Sujets variés en fonction d'événements parfois inattendus. Mon blog est apolitique et non confessionnel
Une fois de plus, ce dimanche après-midi avait débuté sous le signe de la convivialité, avec des membres de notre famille que nous affectionnons beaucoup.
Nos cousin et cousines étaient venus pour le goûter. Ce dernier terminé, j’avais obtenu (non sans mal, et avec la promesse de me tenir tranquille) l’autorisation exceptionnelle d’aller m’amuser, dans la rue, avec mes petites cousines. Il est vrai que notre studio exigu, avait du mal à contenir 9 personnes dont 4 enfants et surtout moi, intenable dans un rayon d’action trop restreint. Gigi, étant une jeune femme, faisait partie des adultes et était restée avec eux. Domino, alors bébé, se faisait pouponner par maman.
Josi, était entrée dans le domaine de l’adolescence. A ce titre, on lui avait confié la responsabilité de sa soeur et de sa turbulente petite cousine.

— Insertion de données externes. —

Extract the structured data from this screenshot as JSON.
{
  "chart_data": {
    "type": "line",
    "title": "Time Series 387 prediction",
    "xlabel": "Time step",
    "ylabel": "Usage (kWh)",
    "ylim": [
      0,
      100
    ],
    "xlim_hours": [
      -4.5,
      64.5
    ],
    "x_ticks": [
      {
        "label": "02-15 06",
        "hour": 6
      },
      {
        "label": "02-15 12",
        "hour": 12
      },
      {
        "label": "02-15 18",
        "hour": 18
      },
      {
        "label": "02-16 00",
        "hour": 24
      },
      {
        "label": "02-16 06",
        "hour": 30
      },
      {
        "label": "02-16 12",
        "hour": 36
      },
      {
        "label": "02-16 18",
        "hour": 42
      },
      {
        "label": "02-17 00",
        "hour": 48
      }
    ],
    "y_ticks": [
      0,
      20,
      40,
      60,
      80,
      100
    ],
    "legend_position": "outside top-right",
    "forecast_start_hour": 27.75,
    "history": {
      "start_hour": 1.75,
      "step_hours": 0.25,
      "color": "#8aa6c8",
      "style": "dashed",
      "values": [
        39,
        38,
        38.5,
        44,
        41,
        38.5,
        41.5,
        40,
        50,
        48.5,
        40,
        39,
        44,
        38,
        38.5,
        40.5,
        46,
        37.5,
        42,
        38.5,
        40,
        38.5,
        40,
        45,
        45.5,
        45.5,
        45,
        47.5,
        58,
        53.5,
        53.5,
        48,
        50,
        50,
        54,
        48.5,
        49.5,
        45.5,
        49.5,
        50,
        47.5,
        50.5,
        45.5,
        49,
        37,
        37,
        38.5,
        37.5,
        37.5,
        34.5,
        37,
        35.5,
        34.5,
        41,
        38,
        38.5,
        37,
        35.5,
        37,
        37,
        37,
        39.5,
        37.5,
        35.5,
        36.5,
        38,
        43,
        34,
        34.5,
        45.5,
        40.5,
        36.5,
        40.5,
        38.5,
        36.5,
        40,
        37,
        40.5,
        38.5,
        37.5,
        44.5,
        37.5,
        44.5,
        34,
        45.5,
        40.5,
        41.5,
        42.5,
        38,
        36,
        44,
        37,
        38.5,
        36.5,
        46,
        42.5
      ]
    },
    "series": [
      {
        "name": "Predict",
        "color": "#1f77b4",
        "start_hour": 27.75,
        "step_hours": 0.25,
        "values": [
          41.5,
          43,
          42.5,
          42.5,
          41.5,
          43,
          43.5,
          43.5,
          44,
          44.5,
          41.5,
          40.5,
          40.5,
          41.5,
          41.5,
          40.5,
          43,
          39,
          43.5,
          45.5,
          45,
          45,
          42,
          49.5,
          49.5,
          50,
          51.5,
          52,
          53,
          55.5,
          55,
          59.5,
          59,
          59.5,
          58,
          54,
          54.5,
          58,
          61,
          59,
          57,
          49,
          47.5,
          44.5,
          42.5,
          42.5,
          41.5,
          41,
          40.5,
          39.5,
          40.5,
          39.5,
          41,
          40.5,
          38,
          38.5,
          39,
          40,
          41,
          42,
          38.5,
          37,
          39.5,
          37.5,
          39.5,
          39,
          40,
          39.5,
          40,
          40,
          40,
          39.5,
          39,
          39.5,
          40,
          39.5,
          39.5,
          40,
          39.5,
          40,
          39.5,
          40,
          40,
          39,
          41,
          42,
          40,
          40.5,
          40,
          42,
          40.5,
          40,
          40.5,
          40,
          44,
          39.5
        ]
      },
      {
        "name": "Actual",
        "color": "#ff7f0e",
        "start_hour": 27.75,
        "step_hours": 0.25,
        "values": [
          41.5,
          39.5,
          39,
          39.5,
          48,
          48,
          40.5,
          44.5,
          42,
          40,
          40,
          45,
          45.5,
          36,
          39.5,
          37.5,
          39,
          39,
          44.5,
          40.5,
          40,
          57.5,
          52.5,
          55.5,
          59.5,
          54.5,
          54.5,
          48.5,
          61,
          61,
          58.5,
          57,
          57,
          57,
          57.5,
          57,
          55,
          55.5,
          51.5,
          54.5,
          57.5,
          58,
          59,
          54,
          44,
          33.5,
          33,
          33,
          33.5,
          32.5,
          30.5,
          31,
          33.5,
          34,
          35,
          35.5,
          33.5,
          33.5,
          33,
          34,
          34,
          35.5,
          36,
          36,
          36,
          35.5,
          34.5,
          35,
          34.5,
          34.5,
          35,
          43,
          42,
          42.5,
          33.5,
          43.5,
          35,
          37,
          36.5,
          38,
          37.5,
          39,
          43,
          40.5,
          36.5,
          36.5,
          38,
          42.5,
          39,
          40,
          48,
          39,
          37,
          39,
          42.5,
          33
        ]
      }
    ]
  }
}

Il faisait très beau ce jour là. La façade de l’immeuble donnant sur la rue Leriche (celui où nous habitions donnait sur la cour), était en ravalement; les échafaudages étaient encore en place, ainsi qu’un grand tas de sable occultant la fenêtre de l’appartement du rez-de-chaussée. Echappant à la surveillance de ma grande cousine, sans qu’elle n’ait eu le temps de réagir, je grimpai à l’échafaudage jusqu’au 1er étage. Je ne sais plus par quel hasard je me suis retrouvée un étage plus bas - peut-être avais-je glissé, ou avais-je eu un vertige - toujours est-il que je trônais sur le tas de sable, au grand désarroi de Josi, se culpabilisant d’avoir failli à la tâche qui lui avait été confiée, et à l’ahurissement de ma petite cousine Mimi. Pas du tout fière de moi, j’implorai ma cousine responsable de ma personne, de se taire puisque, de toute manière, je sentais que je n’avais rien de cassé, et que tout allait pour le mieux ! (ce qui était faux car j’avais les membres endoloris). Tout en grimaçant, tant bien que mal, je suivis mes petites parentes pour revenir au studio. Arrivées là, bien sagement Josi et Mimi s’installèrent près de leur soeur aînée et moi, derrière mes parents, assise sur l’extrême bord du divan - car j’avais vraiment mal aux fesses! - et les mains croisées sur mes genoux (pour qu’on ne puisse pas voir qu’ils s’étaient couronnés dans ma chute!). Au bout d’un moment, notre mère, intriguée par mon étrange silence me dit “Tu es malade Tatou ? on ne t’entend pas toi d’habitude si bavarde !”, jetant un rapide coup d’oeil à mes cousines - qui ostensiblement fixaient la pointe de leurs souliers - je compris qu’elles n’allaient pas “cafter” - je rétorquai donc “Non, maman, je suis simplement un peu fatiguée et je n’ai pas envie de parler”. Le soir, je dînai très peu, prétextant toujours la fatigue, en fait, j’avais plein de courbatures !. L’instant crucial arriva ; maman m’aidait toujours à me déshabiller. Je refusai catégoriquement, estimant que j’étais maintenant assez grande pour agir seule, mais.. je ne pouvais hélas me soustraire à la vue de mes parents puisque nous n’avions qu’une pièce nous servant de chambre et de salle à manger. C’est avec stupeur que ceux-ci constatèrent le nombre impressionnant de bleus maculant mon petit corps. Réaction immédiate de papa : une bonne taloche pour m’apprendre à obéir.